Simple, he thought to himself. The almighty dollar. "Jesse, the average annual compensation for portfolio managers who have been with the firm more than five years is over two million dollars. Why would anyone come forward? And it isn't like Sagamore is such a huge place. There aren't that many people who have to keep the secret. People are screened carefully before they're given a job offer."
"Money wouldn't keep everyone quiet. The guilt would get to someone."
"Don't bet on it." David knew better. "Besides, there's something else."
"What?"
"As portfolio manager, by the time you realize what's going on, you've broken about twenty laws pertaining to the securities business. From insider trading to embezzlement, fraud, and bribery. You name it, you've done it. And the most insidious part is that you don't even realize what you've done until it's too late."
That sounded like a guilty man rationalizing. "But someone would cut a deal with the authorities. Immunity for information."

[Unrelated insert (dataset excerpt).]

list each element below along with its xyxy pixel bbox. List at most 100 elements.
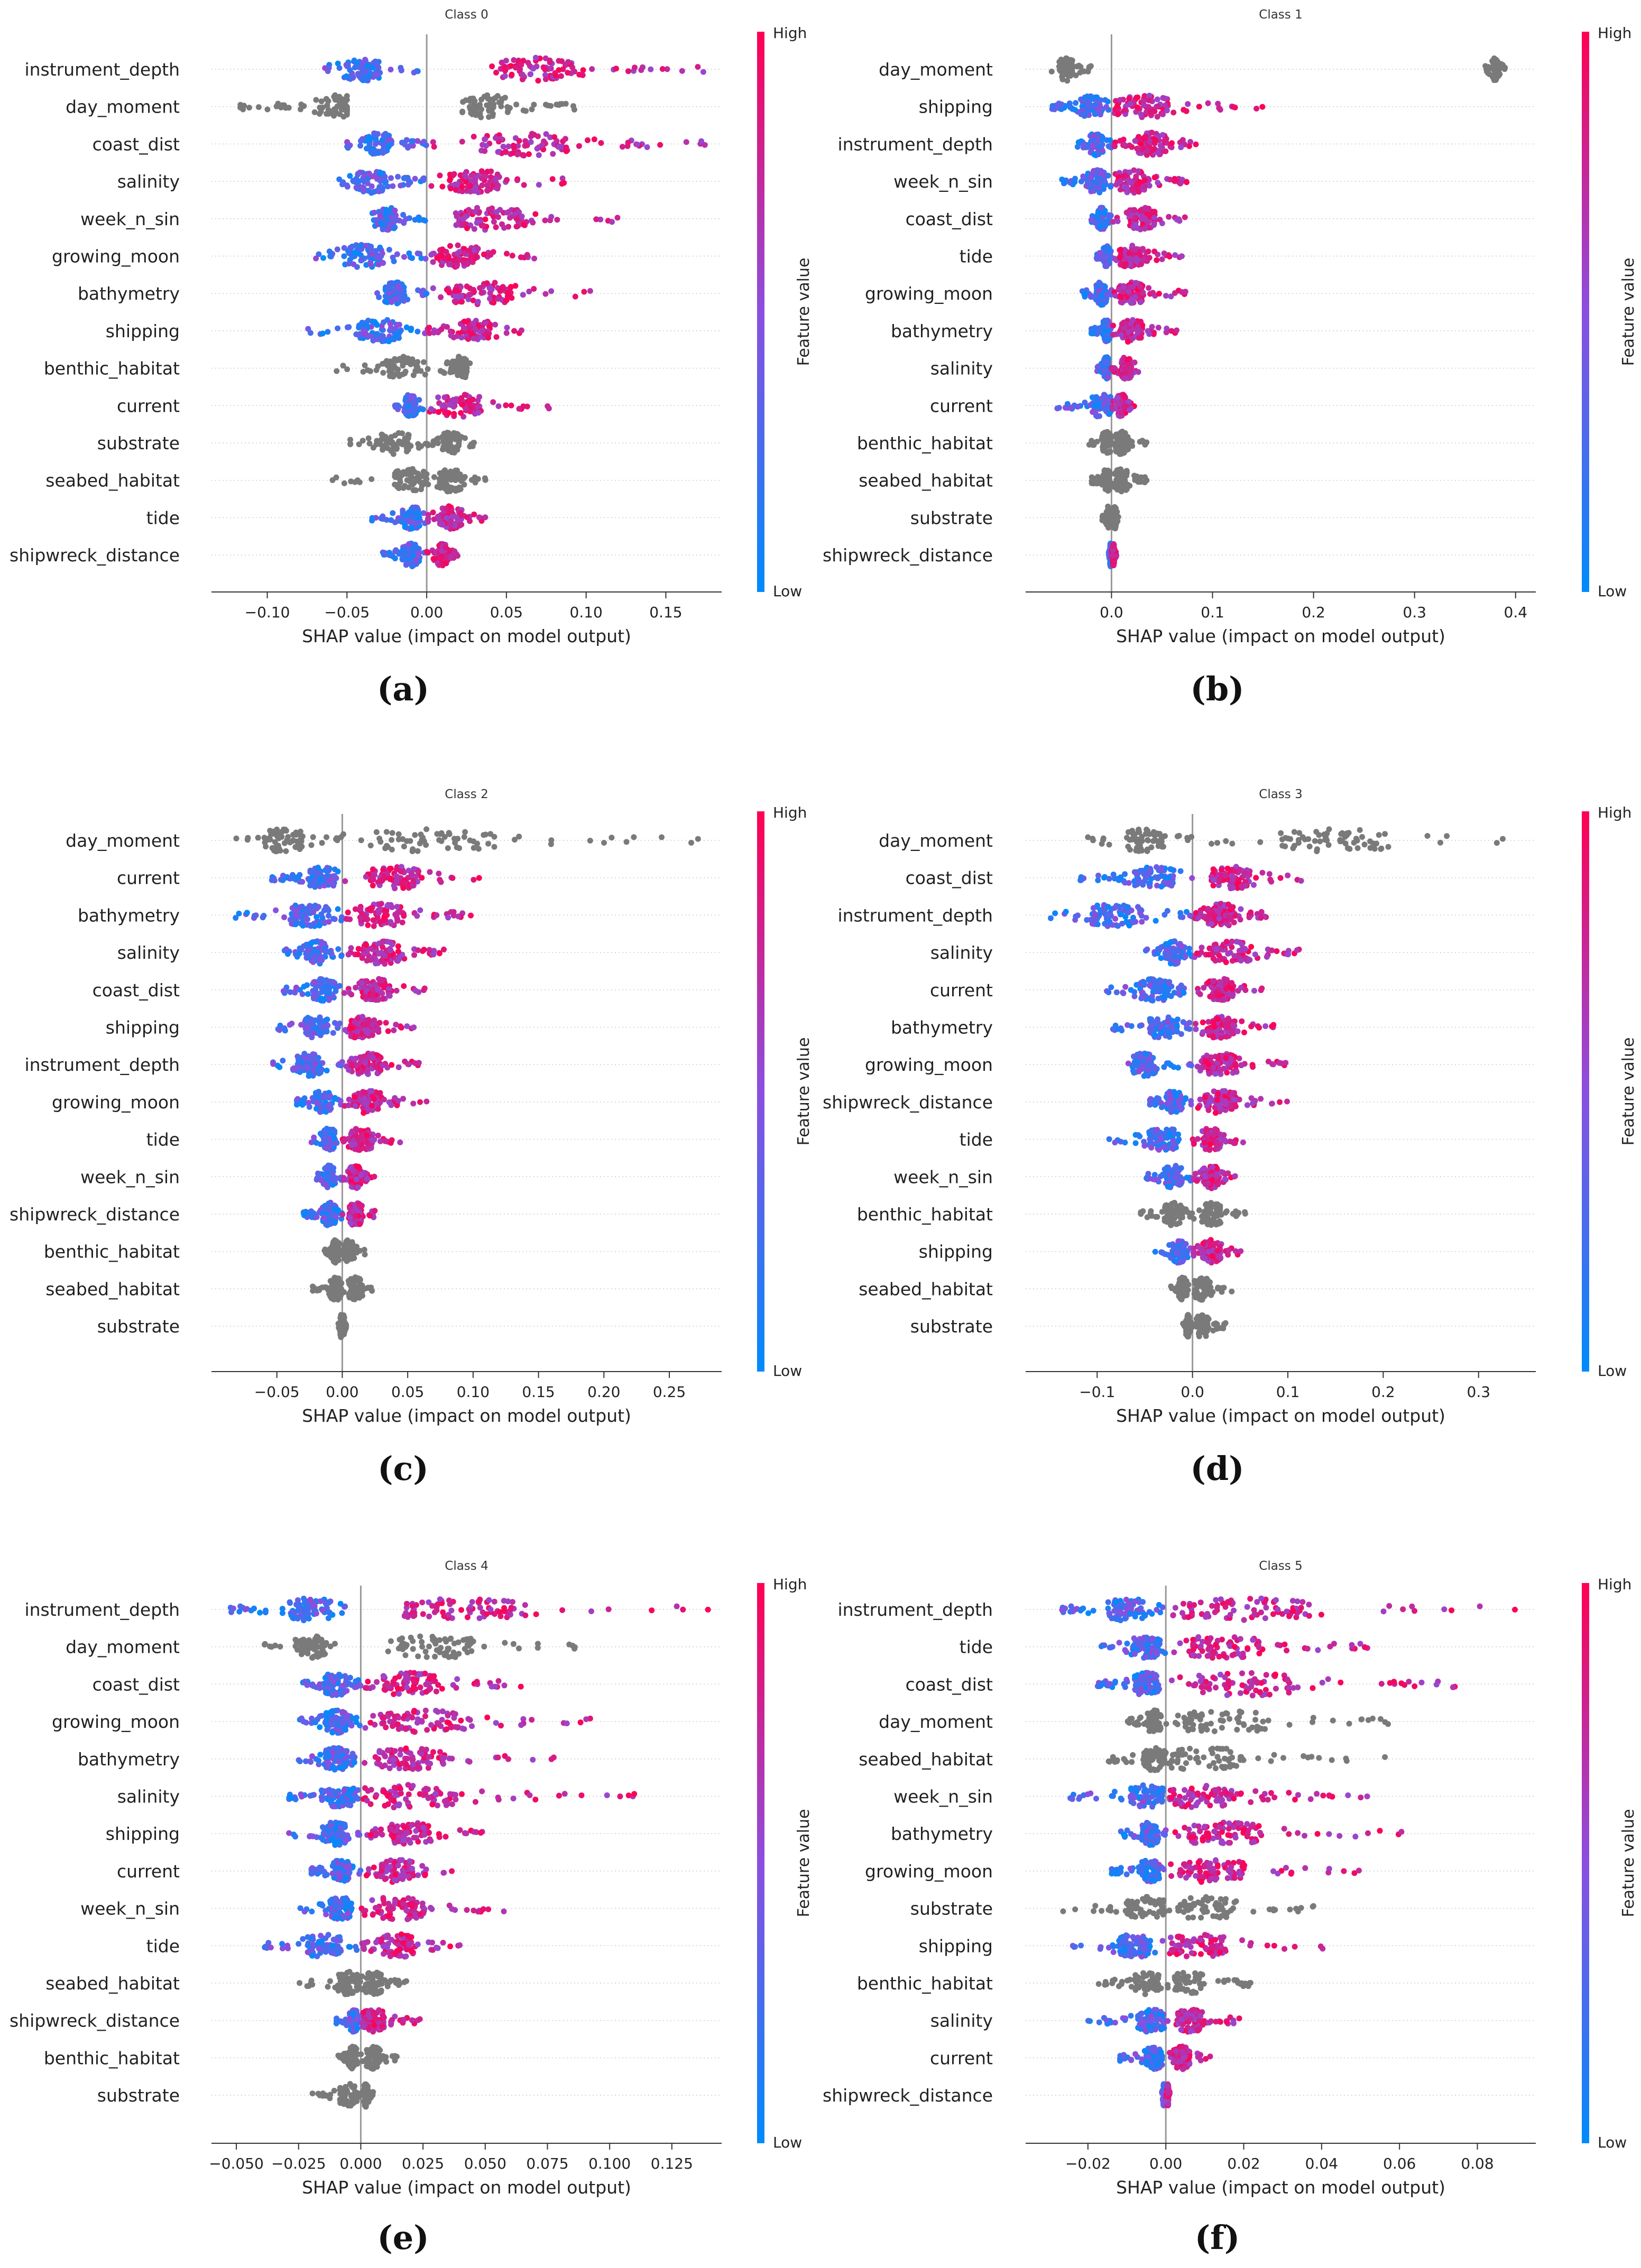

"Why, Jesse? Why would someone voluntarily go to the SEC to cut a deal? You tell me what's easier--playing the game at Sagamore and earning at least two million a year, or feeding the federal government information, feeling good about yourself for a little while, then living the rest of your life in the poorhouse because you've been blackballed by the industry. And you would be, too. No one would hire you. And once the government is finished with you, do you think it's going to take care of you? Not to the tune of two million a year, anyway."